Grabbing for the relief of small talk, I said, ‘I was admiring your crocuses.’

‘None of my doing.’ Abruptness had returned to her voice. She poured the soup into a bowl and transferred it to the table, indicating to me to seat myself.

This time, I decided, I would be the one to ignore a comment. I picked up the spoon. The soup smelled good. I tasted it. It was thick with fresh vegetables, just peppery enough to bring out their flavour. Flora placed a farmhouse loaf and the butter dish before me. ‘Help yourself.’ She took the chair opposite. Columbus, wakened by the activity, descended from his bed and sauntered, yawning and stretching, towards the table. He raised his front paws on to Flora’s knee and leapt up. She fondled his ears.
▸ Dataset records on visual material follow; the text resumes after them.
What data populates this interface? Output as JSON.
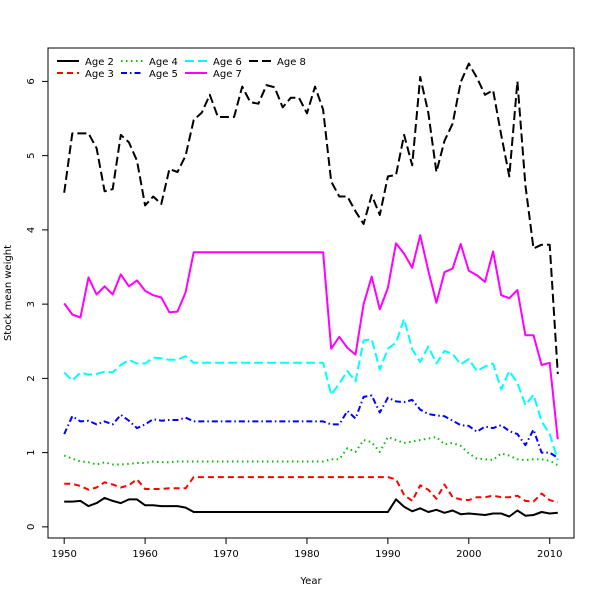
{
  "chart_data": {
    "type": "line",
    "xlabel": "Year",
    "ylabel": "Stock mean weight",
    "xlim": [
      1948,
      2013
    ],
    "ylim": [
      -0.15,
      6.45
    ],
    "xticks": [
      1950,
      1960,
      1970,
      1980,
      1990,
      2000,
      2010
    ],
    "yticks": [
      0,
      1,
      2,
      3,
      4,
      5,
      6
    ],
    "grid": false,
    "legend_position": "top-left",
    "x": [
      1950,
      1951,
      1952,
      1953,
      1954,
      1955,
      1956,
      1957,
      1958,
      1959,
      1960,
      1961,
      1962,
      1963,
      1964,
      1965,
      1966,
      1967,
      1968,
      1969,
      1970,
      1971,
      1972,
      1973,
      1974,
      1975,
      1976,
      1977,
      1978,
      1979,
      1980,
      1981,
      1982,
      1983,
      1984,
      1985,
      1986,
      1987,
      1988,
      1989,
      1990,
      1991,
      1992,
      1993,
      1994,
      1995,
      1996,
      1997,
      1998,
      1999,
      2000,
      2001,
      2002,
      2003,
      2004,
      2005,
      2006,
      2007,
      2008,
      2009,
      2010,
      2011
    ],
    "series": [
      {
        "name": "Age 2",
        "color": "#000000",
        "dash": "solid",
        "values": [
          0.34,
          0.34,
          0.35,
          0.28,
          0.32,
          0.39,
          0.35,
          0.32,
          0.37,
          0.37,
          0.29,
          0.29,
          0.28,
          0.28,
          0.28,
          0.26,
          0.2,
          0.2,
          0.2,
          0.2,
          0.2,
          0.2,
          0.2,
          0.2,
          0.2,
          0.2,
          0.2,
          0.2,
          0.2,
          0.2,
          0.2,
          0.2,
          0.2,
          0.2,
          0.2,
          0.2,
          0.2,
          0.2,
          0.2,
          0.2,
          0.2,
          0.37,
          0.27,
          0.21,
          0.25,
          0.2,
          0.23,
          0.19,
          0.22,
          0.17,
          0.18,
          0.17,
          0.16,
          0.18,
          0.18,
          0.14,
          0.22,
          0.15,
          0.16,
          0.2,
          0.18,
          0.19
        ]
      },
      {
        "name": "Age 3",
        "color": "#ff0000",
        "dash": "dashed",
        "values": [
          0.58,
          0.58,
          0.55,
          0.5,
          0.53,
          0.6,
          0.57,
          0.53,
          0.56,
          0.64,
          0.51,
          0.51,
          0.51,
          0.52,
          0.52,
          0.52,
          0.67,
          0.67,
          0.67,
          0.67,
          0.67,
          0.67,
          0.67,
          0.67,
          0.67,
          0.67,
          0.67,
          0.67,
          0.67,
          0.67,
          0.67,
          0.67,
          0.67,
          0.67,
          0.67,
          0.67,
          0.67,
          0.67,
          0.67,
          0.67,
          0.67,
          0.64,
          0.43,
          0.35,
          0.56,
          0.5,
          0.38,
          0.57,
          0.4,
          0.37,
          0.36,
          0.4,
          0.4,
          0.42,
          0.4,
          0.4,
          0.42,
          0.35,
          0.34,
          0.45,
          0.36,
          0.33
        ]
      },
      {
        "name": "Age 4",
        "color": "#00c000",
        "dash": "dotted",
        "values": [
          0.96,
          0.92,
          0.88,
          0.87,
          0.84,
          0.87,
          0.84,
          0.84,
          0.85,
          0.86,
          0.86,
          0.88,
          0.87,
          0.87,
          0.88,
          0.88,
          0.88,
          0.88,
          0.88,
          0.88,
          0.88,
          0.88,
          0.88,
          0.88,
          0.88,
          0.88,
          0.88,
          0.88,
          0.88,
          0.88,
          0.88,
          0.88,
          0.88,
          0.91,
          0.91,
          1.06,
          1.01,
          1.17,
          1.14,
          1.01,
          1.21,
          1.17,
          1.13,
          1.15,
          1.17,
          1.19,
          1.21,
          1.11,
          1.13,
          1.09,
          0.99,
          0.92,
          0.91,
          0.9,
          0.99,
          0.96,
          0.91,
          0.9,
          0.91,
          0.91,
          0.89,
          0.83
        ]
      },
      {
        "name": "Age 5",
        "color": "#0000ff",
        "dash": "dashdot",
        "values": [
          1.25,
          1.49,
          1.42,
          1.43,
          1.38,
          1.42,
          1.38,
          1.51,
          1.43,
          1.33,
          1.38,
          1.45,
          1.43,
          1.44,
          1.44,
          1.47,
          1.42,
          1.42,
          1.42,
          1.42,
          1.42,
          1.42,
          1.42,
          1.42,
          1.42,
          1.42,
          1.42,
          1.42,
          1.42,
          1.42,
          1.42,
          1.42,
          1.42,
          1.38,
          1.38,
          1.56,
          1.46,
          1.75,
          1.77,
          1.54,
          1.74,
          1.69,
          1.68,
          1.71,
          1.58,
          1.52,
          1.5,
          1.49,
          1.43,
          1.37,
          1.36,
          1.28,
          1.35,
          1.33,
          1.37,
          1.29,
          1.25,
          1.1,
          1.31,
          1.0,
          1.0,
          0.93
        ]
      },
      {
        "name": "Age 6",
        "color": "#00ffff",
        "dash": "longdash",
        "values": [
          2.08,
          1.97,
          2.08,
          2.05,
          2.06,
          2.09,
          2.08,
          2.18,
          2.25,
          2.2,
          2.2,
          2.28,
          2.27,
          2.25,
          2.25,
          2.3,
          2.21,
          2.21,
          2.21,
          2.21,
          2.21,
          2.21,
          2.21,
          2.21,
          2.21,
          2.21,
          2.21,
          2.21,
          2.21,
          2.21,
          2.21,
          2.21,
          2.21,
          1.78,
          1.93,
          2.1,
          1.96,
          2.51,
          2.53,
          2.12,
          2.4,
          2.48,
          2.8,
          2.39,
          2.22,
          2.43,
          2.2,
          2.37,
          2.33,
          2.19,
          2.26,
          2.1,
          2.16,
          2.2,
          1.85,
          2.1,
          1.94,
          1.64,
          1.78,
          1.42,
          1.25,
          0.9
        ]
      },
      {
        "name": "Age 7",
        "color": "#ff00ff",
        "dash": "solid",
        "values": [
          3.01,
          2.86,
          2.82,
          3.36,
          3.13,
          3.24,
          3.13,
          3.4,
          3.24,
          3.32,
          3.18,
          3.12,
          3.09,
          2.89,
          2.9,
          3.16,
          3.7,
          3.7,
          3.7,
          3.7,
          3.7,
          3.7,
          3.7,
          3.7,
          3.7,
          3.7,
          3.7,
          3.7,
          3.7,
          3.7,
          3.7,
          3.7,
          3.7,
          2.4,
          2.56,
          2.41,
          2.32,
          3.0,
          3.37,
          2.93,
          3.22,
          3.82,
          3.68,
          3.49,
          3.93,
          3.45,
          3.02,
          3.43,
          3.48,
          3.81,
          3.45,
          3.39,
          3.3,
          3.71,
          3.12,
          3.08,
          3.19,
          2.58,
          2.58,
          2.18,
          2.21,
          1.18
        ]
      },
      {
        "name": "Age 8",
        "color": "#000000",
        "dash": "longdash",
        "values": [
          4.5,
          5.3,
          5.3,
          5.3,
          5.1,
          4.52,
          4.55,
          5.28,
          5.18,
          4.93,
          4.33,
          4.45,
          4.35,
          4.82,
          4.78,
          5.0,
          5.48,
          5.58,
          5.82,
          5.52,
          5.52,
          5.52,
          5.93,
          5.72,
          5.7,
          5.95,
          5.92,
          5.65,
          5.78,
          5.78,
          5.57,
          5.93,
          5.62,
          4.65,
          4.45,
          4.45,
          4.25,
          4.08,
          4.47,
          4.2,
          4.72,
          4.74,
          5.28,
          4.87,
          6.06,
          5.58,
          4.78,
          5.2,
          5.43,
          5.99,
          6.24,
          6.05,
          5.82,
          5.88,
          5.28,
          4.72,
          6.0,
          4.6,
          3.75,
          3.8,
          3.8,
          2.06
        ]
      }
    ]
  }
}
I saw an opportunity for conversation again. Nodding towards the cat, I asked, ‘How did he get his name?’

‘Your father gave it to him. We found him down by the river, soaking wet. He said he looked as though he’d swum the Atlantic.’

‘So he was a stray?’

‘Yes.’

Her monosyllabic response left me scant scope.

‘Was my father fond of cats?’ I regretted the question as soon as it was uttered.

‘He loved animals. Didn’t you know?’

I took a mouthful of soup to delay replying. Columbus purred complacently.

I decided to go on the offensive. ‘The fact that I didn’t know him as well as I should,’ I said carefully, ‘is hardly my fault.’ I stressed the ‘my’.

‘Does anyone say it is?’

She had missed the point. Or had she? Flora didn’t strike me as unintelligent. Far from it. All right, then; if she wanted me to spell it out …

‘Don’t bother,’ she forestalled me. Her eyes were glinting with something. Not anger – I could have coped with that; more an amused, or perhaps merely patient, tolerance.

I put my spoon down. ‘Look,’ I tried. ‘I’ve come all this way …’

‘And I’m supposed to be correspondingly grateful?’ She paused. ‘I can’t think why. You could have consigned the delivery to the Post Office.’ Again, that indecipherable expression. I heaved a sigh; this was getting us nowhere.

‘I take it,’ Flora continued consideringly, ‘that I’m not reacting in whatever way you’ve decided would be appropriate to the … er … circumstances. Which, I would remind you –’ she fixed me with one of her unwavering looks – ‘you have created.’

I have created?’

‘You chose to come.’

Her calm only fuelled my indignation.

‘And what about the circumstances you’ve created!’ I thumped the table and the tingle ran up my arm and into my shoulder. ‘Don’t you have any feelings about what you’ve done to us? Don’t you realise how our lives have been devastated by your relationship with my father?’

A level glance met my furious one. ‘I realise it’s affected yours.’

So she acknowledged it. Something snapped inside me. ‘Then what,’ I heard myself explode, ‘do you intend doing about it?’

Throughout the exchange, Flora had scarcely moved a muscle. Now she slowly lifted Columbus from her lap and deposited him on the floor. Then she leaned forward, forearms on the table. The knitted cat nestled into the dip between her breasts.